Он опять махнул рукой.
– Тетка заявила в милицию, объявили в розыск. Уж не знаю, как там было – искали, не искали. А нашли совсем рядом, под боком, можно сказать. В огороде.
Я не понял.
– Как в огороде?
– А вот так. Убили ее эти дружки, которые к ней ходили, собутыльники, и закопали прямо тут же, у дома, чтобы не возиться. И закопали-то неглубоко, была зима, мороз, землю долбить им не особо хотелось. А потом один из них спьяну сознался, когда его на какой-то краже взяли. Они думали, денег у нее много, она же хвасталась заграничным сыном, а в нашем городке это знаешь что такое было?..
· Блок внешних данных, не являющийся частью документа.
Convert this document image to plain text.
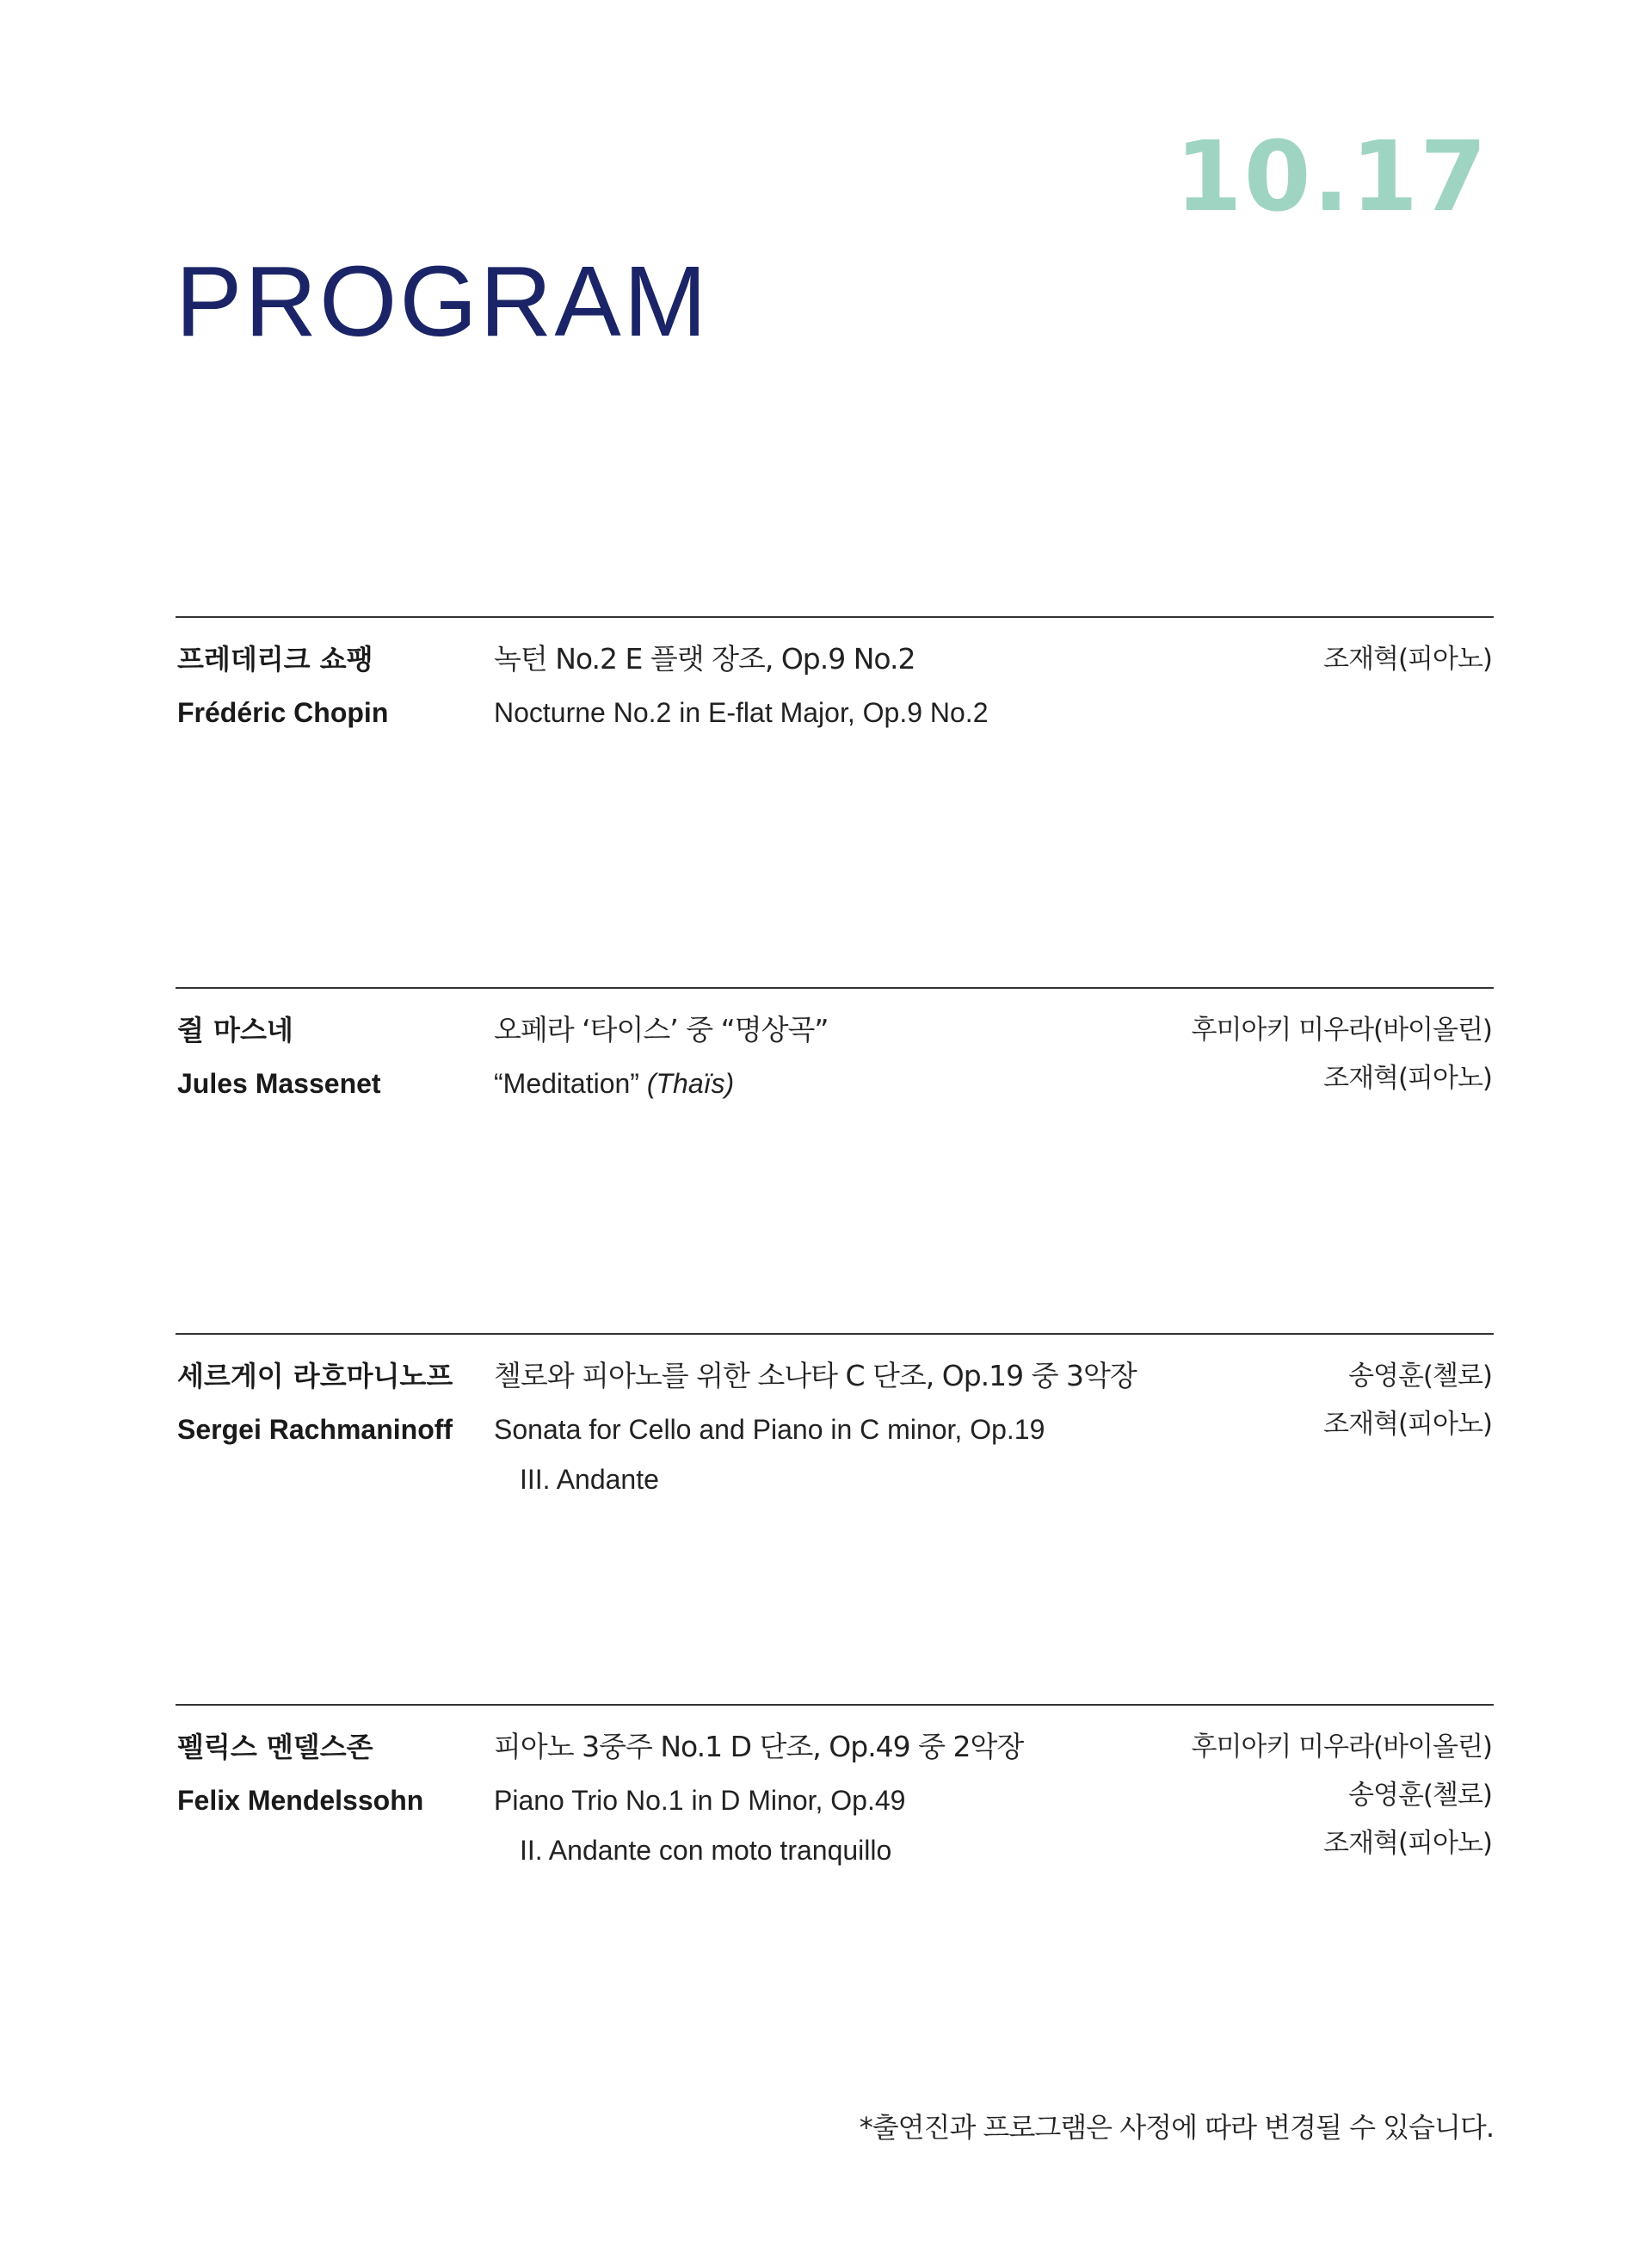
10.17
PROGRAM
프레데리크 쇼팽
Frédéric Chopin
녹턴 No.2 E 플랫 장조, Op.9 No.2
Nocturne No.2 in E-flat Major, Op.9 No.2
조재혁(피아노)
쥘 마스네
Jules Massenet
오페라 ‘타이스’ 중 “명상곡”
“Meditation” (Thaïs)
후미아키 미우라(바이올린)
조재혁(피아노)
세르게이 라흐마니노프
Sergei Rachmaninoff
첼로와 피아노를 위한 소나타 C 단조, Op.19 중 3악장
Sonata for Cello and Piano in C minor, Op.19
III. Andante
송영훈(첼로)
조재혁(피아노)
펠릭스 멘델스존
Felix Mendelssohn
피아노 3중주 No.1 D 단조, Op.49 중 2악장
Piano Trio No.1 in D Minor, Op.49
II. Andante con moto tranquillo
후미아키 미우라(바이올린)
송영훈(첼로)
조재혁(피아노)
*출연진과 프로그램은 사정에 따라 변경될 수 있습니다.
– И что дальше? – задал я самый дурацкий вопрос из всех возможных.
– Ничего. Вот так все и кончилось. Я приехал на опознание, один, никому из своих ничего не сказал. И не скажу! Вот тебе только, ты поймешь, я знаю.
Это и мне трудно было понять, что уж говорить о французской Аннушке.
– Вот она, Россия-то, – друг мой опрокинул в себя рюмку коньяку.
Наверное, его мать так опрокидывала, подумал я некстати. Просто прежде я не замечал у него такого жеста.
– Так о чем мы говорили-то? – вспомнил друг. – А, про то, что здесь тюрьма. Это бы еще ладно. Я вот приезжаю сюда всякий раз, как к матери своей приезжал когда-то: всматриваюсь, надеюсь, хватаю за руки – мама, это я, твой сын, посмотри на меня… Нет, не хочет, держится за бутылку, только в нее и смотрит. Вот и на этот раз приехал: дай, думаю, посмотрю, может, и не все еще здесь потеряно, люди на площади выходят, свободы требуют. Границы открылись. Нашу с тобой музыку играть начинают!
Он подмигнул. Я молчал.
– Не веришь? – снова спросил он.
– Не верю.
– Ну и ладно, давай тогда о главном.
* * *
О главном. Так мы всегда (не без иронии, конечно) говорили о своих сочинениях, еще с консерваторских времен. Но сейчас я не сразу понял, о чем он: я-то снова вспомнил о ней, о том, что неделю уже не слышал ее голоса, не видел ее.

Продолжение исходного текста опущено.